Doolittle allows three runs following Milone's strong seven-inning start

CHICAGO -- By the time Sean Doolittle greeted reporters on Saturday evening, Oakland's left-hander had already gone through video of the inning that cost his team yet another victory.

He watched the way he approached each of his five White Sox batters, four of whom combined for three runs to break a 1-1 tie in the eighth, and left the screening feeling rather confident in his stuff.

"I feel like I made my pitches," Doolittle said. "I just got beat."

As a result, so did the A's by a 4-1 margin, marking just the fourth loss in their last 22 games and first to the White Sox, spanning six games, all season.

The seventh and final contest is to be played Sunday afternoon, and Doolittle will be ready to get back out there if his name's called. Whether his manager has any qualms about using him in the eighth inning, where Doolittle has allowed 10 runs over his last five games after surrendering just two over his first 23 outings, will only depend on if he's physically able to pitch.

Recent performance, Bob Melvin says, won't be a factor.

"Sitting here right now," Melvin said after the loss, "I can still tell you I have confidence in him. I really do."

Doolittle, who relieved a superb Tommy Milone in the eighth, was in a jam from the start, after Alejandro De Aza beat out an infield grounder hit at Jed Lowrie, whose throw to first base was close enough to bring Melvin out of the dugout.

"I thought he was out," Melvin said.

"It was bang-bang," Doolittle said. "It really could've gone either way. I thought Jed made a great play. For me, it was too close to call."

De Aza was ruled safe, and the call paved the way for Alexei Ramirez's sacrifice bunt and an ensuing go-ahead hit off the bat of Alex Rios.
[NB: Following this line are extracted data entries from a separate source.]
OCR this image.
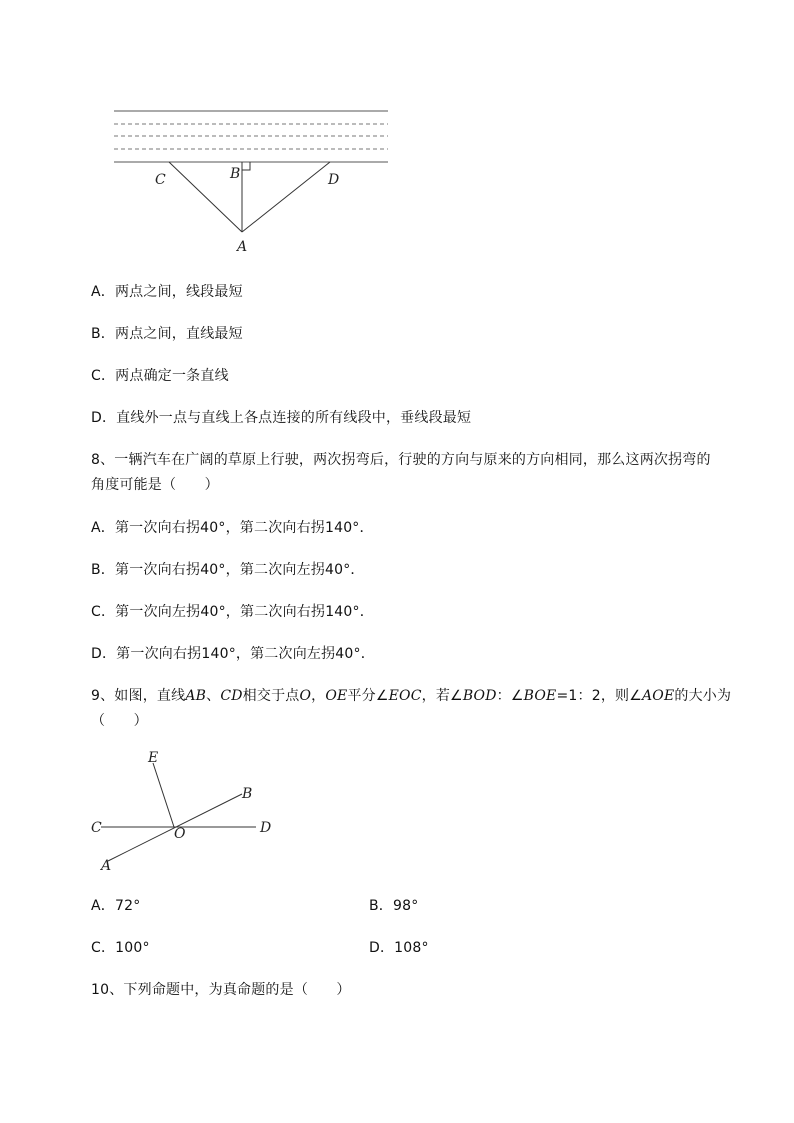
C	B	D
A
A．两点之间，线段最短
B．两点之间，直线最短
C．两点确定一条直线
D．直线外一点与直线上各点连接的所有线段中，垂线段最短
8、一辆汽车在广阔的草原上行驶，两次拐弯后，行驶的方向与原来的方向相同，那么这两次拐弯的
角度可能是（　　）
A．第一次向右拐40°，第二次向右拐140°．
B．第一次向右拐40°，第二次向左拐40°．
C．第一次向左拐40°，第二次向右拐140°．
D．第一次向右拐140°，第二次向左拐40°．
9、如图，直线AB、CD相交于点O，OE平分∠EOC，若∠BOD：∠BOE=1：2，则∠AOE的大小为
（　　）
E
B
C	O	D
A
A．72°	B．98°
C．100°	D．108°
10、下列命题中，为真命题的是（　　）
Then came two insurance runs courtesy of Paul Konerko, who launched the first pitch he saw from Doolittle into the left-field stands.

"The ball Rios hit was up and away, and that's a ball a lot of guys pop up or foul off or swing through, and I tip my cap to him for that piece of hitting," Doolittle said. "The ball Konerko hit was pretty much off his shoe tops.

"This one's a little bit easier to swallow. It still stinks because of how well Tommy pitched, but I felt really good. I wanted that ball to Rios exactly where I put it, and the ball to Konerko was down, very similar to the one he grounded out the other night."

Up to that point, Milone had limited the White Sox to one run, courtesy of a second-inning solo shot off the bat of Adam Dunn, in seven impressive innings, tallying a career-high 118 pitches along the way.

All the while, Chicago's John Danks held the A's to just one run on three hits in eight frames, retiring the last 21 batters he faced. Josh Donaldson's RBI hit in the first was the lone damage.

"I was just trying to match what Danks was doing," Milone said. "He was going out there and throwing strikes and getting us out. To retire 21 in a row, that's pretty impressive. I was just trying to match him and keep the team in the game."

Milone is among Doolittle's biggest fans and, like each of Oakland's starters, will continue to hand the ball over to him without worry.

"I have a tremendous amount of confidence when he's out there," Milone said. "We all go through these stretches. It's just his time right now. I think he'll be better for it when he comes out of it.

"He came in last year and just started blowing people away, and was doing it this year, and then some runs start scoring, and I think you can look to mechanics and do all that, but I think he just needs to go out there and pitch, and I think he's going to get through it."